For the array in HDU (HDU= 1..N, one per redshift bin), the following keywords are specified for each hdu, starting with required HEALPix keywords (see https://healpix.sourceforge.io/data/examples/healpix_fits_specs.pdf):

  1. PIXTYPE =’HEALPIX’ [string]

  2. ORDERING: ‘RING’ or ‘NESTED’ [string]

  3. NSIDE: resolution parameter [int]

  4. FIRSTPIX: lowest index in maps [int]

  5. LASTPIX: highest index in Maps [int]

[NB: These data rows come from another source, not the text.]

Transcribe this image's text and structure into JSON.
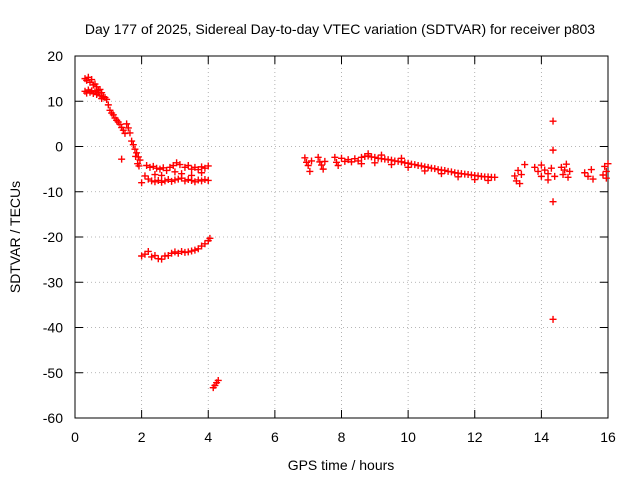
{
  "chart_data": {
    "type": "scatter",
    "title": "Day 177 of 2025, Sidereal Day-to-day VTEC variation (SDTVAR) for receiver p803",
    "xlabel": "GPS time / hours",
    "ylabel": "SDTVAR / TECUs",
    "xlim": [
      0,
      16
    ],
    "ylim": [
      -60,
      20
    ],
    "grid": true,
    "marker": "+",
    "x_ticks": [
      0,
      2,
      4,
      6,
      8,
      10,
      12,
      14,
      16
    ],
    "y_ticks": [
      -60,
      -50,
      -40,
      -30,
      -20,
      -10,
      0,
      10,
      20
    ],
    "series": [
      {
        "name": "SDTVAR",
        "color": "#ff0000",
        "points": [
          [
            0.3,
            15.0
          ],
          [
            0.35,
            14.6
          ],
          [
            0.4,
            15.3
          ],
          [
            0.45,
            14.2
          ],
          [
            0.5,
            14.8
          ],
          [
            0.55,
            13.6
          ],
          [
            0.6,
            13.8
          ],
          [
            0.65,
            13.2
          ],
          [
            0.7,
            12.4
          ],
          [
            0.75,
            12.6
          ],
          [
            0.8,
            11.9
          ],
          [
            0.85,
            11.0
          ],
          [
            0.9,
            10.8
          ],
          [
            0.95,
            10.4
          ],
          [
            1.0,
            9.2
          ],
          [
            0.3,
            12.2
          ],
          [
            0.35,
            11.8
          ],
          [
            0.4,
            12.5
          ],
          [
            0.45,
            12.0
          ],
          [
            0.5,
            12.3
          ],
          [
            0.55,
            11.7
          ],
          [
            0.6,
            12.1
          ],
          [
            0.65,
            11.5
          ],
          [
            0.7,
            11.9
          ],
          [
            0.75,
            11.2
          ],
          [
            0.8,
            10.6
          ],
          [
            1.05,
            8.0
          ],
          [
            1.1,
            7.4
          ],
          [
            1.15,
            7.0
          ],
          [
            1.2,
            6.3
          ],
          [
            1.25,
            5.8
          ],
          [
            1.3,
            5.4
          ],
          [
            1.35,
            4.9
          ],
          [
            1.4,
            4.2
          ],
          [
            1.45,
            3.6
          ],
          [
            1.5,
            2.9
          ],
          [
            1.55,
            5.0
          ],
          [
            1.6,
            4.1
          ],
          [
            1.65,
            3.0
          ],
          [
            1.7,
            1.2
          ],
          [
            1.75,
            0.4
          ],
          [
            1.8,
            -0.6
          ],
          [
            1.85,
            -1.4
          ],
          [
            1.9,
            -2.3
          ],
          [
            1.95,
            -3.0
          ],
          [
            1.82,
            -2.2
          ],
          [
            1.88,
            -3.8
          ],
          [
            1.92,
            -4.3
          ],
          [
            1.4,
            -2.8
          ],
          [
            2.15,
            -4.2
          ],
          [
            2.25,
            -4.6
          ],
          [
            2.35,
            -4.4
          ],
          [
            2.45,
            -4.8
          ],
          [
            2.55,
            -5.0
          ],
          [
            2.65,
            -4.7
          ],
          [
            2.75,
            -5.3
          ],
          [
            2.85,
            -4.6
          ],
          [
            2.95,
            -4.2
          ],
          [
            3.05,
            -3.6
          ],
          [
            3.15,
            -4.0
          ],
          [
            3.3,
            -4.6
          ],
          [
            3.4,
            -4.2
          ],
          [
            3.5,
            -5.0
          ],
          [
            3.6,
            -4.6
          ],
          [
            3.7,
            -5.1
          ],
          [
            3.8,
            -4.5
          ],
          [
            3.9,
            -4.8
          ],
          [
            4.0,
            -4.3
          ],
          [
            2.2,
            -7.2
          ],
          [
            2.3,
            -7.6
          ],
          [
            2.4,
            -7.8
          ],
          [
            2.5,
            -7.5
          ],
          [
            2.6,
            -7.9
          ],
          [
            2.7,
            -7.6
          ],
          [
            2.8,
            -7.3
          ],
          [
            2.9,
            -7.7
          ],
          [
            3.0,
            -7.4
          ],
          [
            3.1,
            -7.2
          ],
          [
            3.2,
            -7.0
          ],
          [
            3.3,
            -7.6
          ],
          [
            3.4,
            -7.3
          ],
          [
            3.5,
            -7.5
          ],
          [
            3.6,
            -7.8
          ],
          [
            3.7,
            -7.4
          ],
          [
            3.8,
            -7.6
          ],
          [
            3.9,
            -7.3
          ],
          [
            4.0,
            -7.5
          ],
          [
            2.4,
            -6.2
          ],
          [
            2.6,
            -6.4
          ],
          [
            3.0,
            -5.6
          ],
          [
            3.2,
            -6.0
          ],
          [
            3.5,
            -6.4
          ],
          [
            3.8,
            -5.8
          ],
          [
            2.0,
            -8.0
          ],
          [
            2.1,
            -6.5
          ],
          [
            2.0,
            -24.2
          ],
          [
            2.1,
            -23.8
          ],
          [
            2.2,
            -23.2
          ],
          [
            2.3,
            -24.4
          ],
          [
            2.4,
            -24.1
          ],
          [
            2.5,
            -24.8
          ],
          [
            2.6,
            -24.9
          ],
          [
            2.7,
            -24.2
          ],
          [
            2.8,
            -24.1
          ],
          [
            2.9,
            -23.6
          ],
          [
            3.0,
            -23.3
          ],
          [
            3.1,
            -23.6
          ],
          [
            3.2,
            -23.2
          ],
          [
            3.3,
            -23.4
          ],
          [
            3.4,
            -23.3
          ],
          [
            3.5,
            -23.1
          ],
          [
            3.6,
            -22.9
          ],
          [
            3.7,
            -22.6
          ],
          [
            3.8,
            -22.0
          ],
          [
            3.9,
            -21.5
          ],
          [
            4.0,
            -20.8
          ],
          [
            4.05,
            -20.3
          ],
          [
            4.15,
            -53.3
          ],
          [
            4.2,
            -52.8
          ],
          [
            4.25,
            -52.2
          ],
          [
            4.3,
            -51.7
          ],
          [
            6.9,
            -2.5
          ],
          [
            6.95,
            -3.5
          ],
          [
            7.0,
            -4.2
          ],
          [
            7.05,
            -5.5
          ],
          [
            7.1,
            -3.2
          ],
          [
            7.3,
            -2.4
          ],
          [
            7.35,
            -3.4
          ],
          [
            7.4,
            -4.1
          ],
          [
            7.45,
            -5.0
          ],
          [
            7.5,
            -3.3
          ],
          [
            7.8,
            -2.4
          ],
          [
            7.85,
            -3.5
          ],
          [
            7.9,
            -4.2
          ],
          [
            8.0,
            -2.6
          ],
          [
            8.1,
            -3.3
          ],
          [
            8.2,
            -2.9
          ],
          [
            8.3,
            -3.4
          ],
          [
            8.4,
            -2.7
          ],
          [
            8.5,
            -3.2
          ],
          [
            8.6,
            -2.4
          ],
          [
            8.7,
            -2.2
          ],
          [
            8.8,
            -2.1
          ],
          [
            8.9,
            -2.3
          ],
          [
            9.0,
            -2.4
          ],
          [
            9.1,
            -2.6
          ],
          [
            9.2,
            -2.7
          ],
          [
            9.3,
            -2.8
          ],
          [
            9.4,
            -2.9
          ],
          [
            9.5,
            -3.0
          ],
          [
            9.6,
            -3.2
          ],
          [
            9.7,
            -3.3
          ],
          [
            9.8,
            -3.4
          ],
          [
            9.9,
            -3.6
          ],
          [
            10.0,
            -3.7
          ],
          [
            10.1,
            -3.9
          ],
          [
            10.2,
            -4.0
          ],
          [
            10.3,
            -4.2
          ],
          [
            10.4,
            -4.3
          ],
          [
            10.5,
            -4.5
          ],
          [
            10.6,
            -4.6
          ],
          [
            10.7,
            -4.8
          ],
          [
            10.8,
            -4.9
          ],
          [
            10.9,
            -5.1
          ],
          [
            11.0,
            -5.2
          ],
          [
            11.1,
            -5.3
          ],
          [
            11.2,
            -5.5
          ],
          [
            11.3,
            -5.6
          ],
          [
            11.4,
            -5.8
          ],
          [
            11.5,
            -5.9
          ],
          [
            11.6,
            -6.0
          ],
          [
            11.7,
            -6.1
          ],
          [
            11.8,
            -6.2
          ],
          [
            11.9,
            -6.3
          ],
          [
            12.0,
            -6.4
          ],
          [
            12.1,
            -6.5
          ],
          [
            12.2,
            -6.6
          ],
          [
            12.3,
            -6.7
          ],
          [
            12.4,
            -6.7
          ],
          [
            12.5,
            -6.8
          ],
          [
            12.6,
            -6.8
          ],
          [
            8.6,
            -3.8
          ],
          [
            9.0,
            -3.6
          ],
          [
            9.5,
            -4.0
          ],
          [
            10.0,
            -4.6
          ],
          [
            10.5,
            -5.4
          ],
          [
            11.0,
            -6.0
          ],
          [
            11.5,
            -6.7
          ],
          [
            12.0,
            -7.3
          ],
          [
            12.4,
            -7.5
          ],
          [
            8.8,
            -1.6
          ],
          [
            9.2,
            -1.9
          ],
          [
            9.8,
            -2.6
          ],
          [
            13.2,
            -6.5
          ],
          [
            13.25,
            -7.6
          ],
          [
            13.3,
            -5.3
          ],
          [
            13.35,
            -8.2
          ],
          [
            13.4,
            -6.2
          ],
          [
            13.5,
            -4.0
          ],
          [
            13.8,
            -4.6
          ],
          [
            13.9,
            -5.5
          ],
          [
            14.0,
            -6.6
          ],
          [
            14.1,
            -5.2
          ],
          [
            14.2,
            -6.0
          ],
          [
            14.3,
            -4.8
          ],
          [
            14.4,
            -6.6
          ],
          [
            14.0,
            -4.1
          ],
          [
            14.2,
            -7.4
          ],
          [
            14.35,
            5.6
          ],
          [
            14.35,
            -0.8
          ],
          [
            14.35,
            -12.2
          ],
          [
            14.35,
            -38.2
          ],
          [
            14.6,
            -4.6
          ],
          [
            14.65,
            -6.2
          ],
          [
            14.7,
            -5.2
          ],
          [
            14.75,
            -3.9
          ],
          [
            14.8,
            -6.8
          ],
          [
            14.85,
            -5.5
          ],
          [
            15.3,
            -5.8
          ],
          [
            15.4,
            -6.6
          ],
          [
            15.5,
            -5.1
          ],
          [
            15.55,
            -7.2
          ],
          [
            15.85,
            -6.3
          ],
          [
            15.9,
            -4.4
          ],
          [
            15.95,
            -7.0
          ],
          [
            16.0,
            -3.8
          ],
          [
            15.95,
            -5.5
          ]
        ]
      }
    ]
  }
}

  6. INDEXSCHM: ‘IMPLICIT’ or ‘EXPLICIT’ [string]

  7. OBJECT: ‘FULLSKY’ [string]

and redshift parameters:

  1. ZMIN: minimum of the redshift bin [double]

  2. ZMAX: maximum of the redshift bin [double]

  3. EXTNAME = “SNR_SPHERE”

According to HEALPix convention, for each redshift bin (1 hdu per redshift bin), the maps are stored in a 2d binary table with two vector columns (SNR_E, SNR_B), associated to the E/B SNR maps.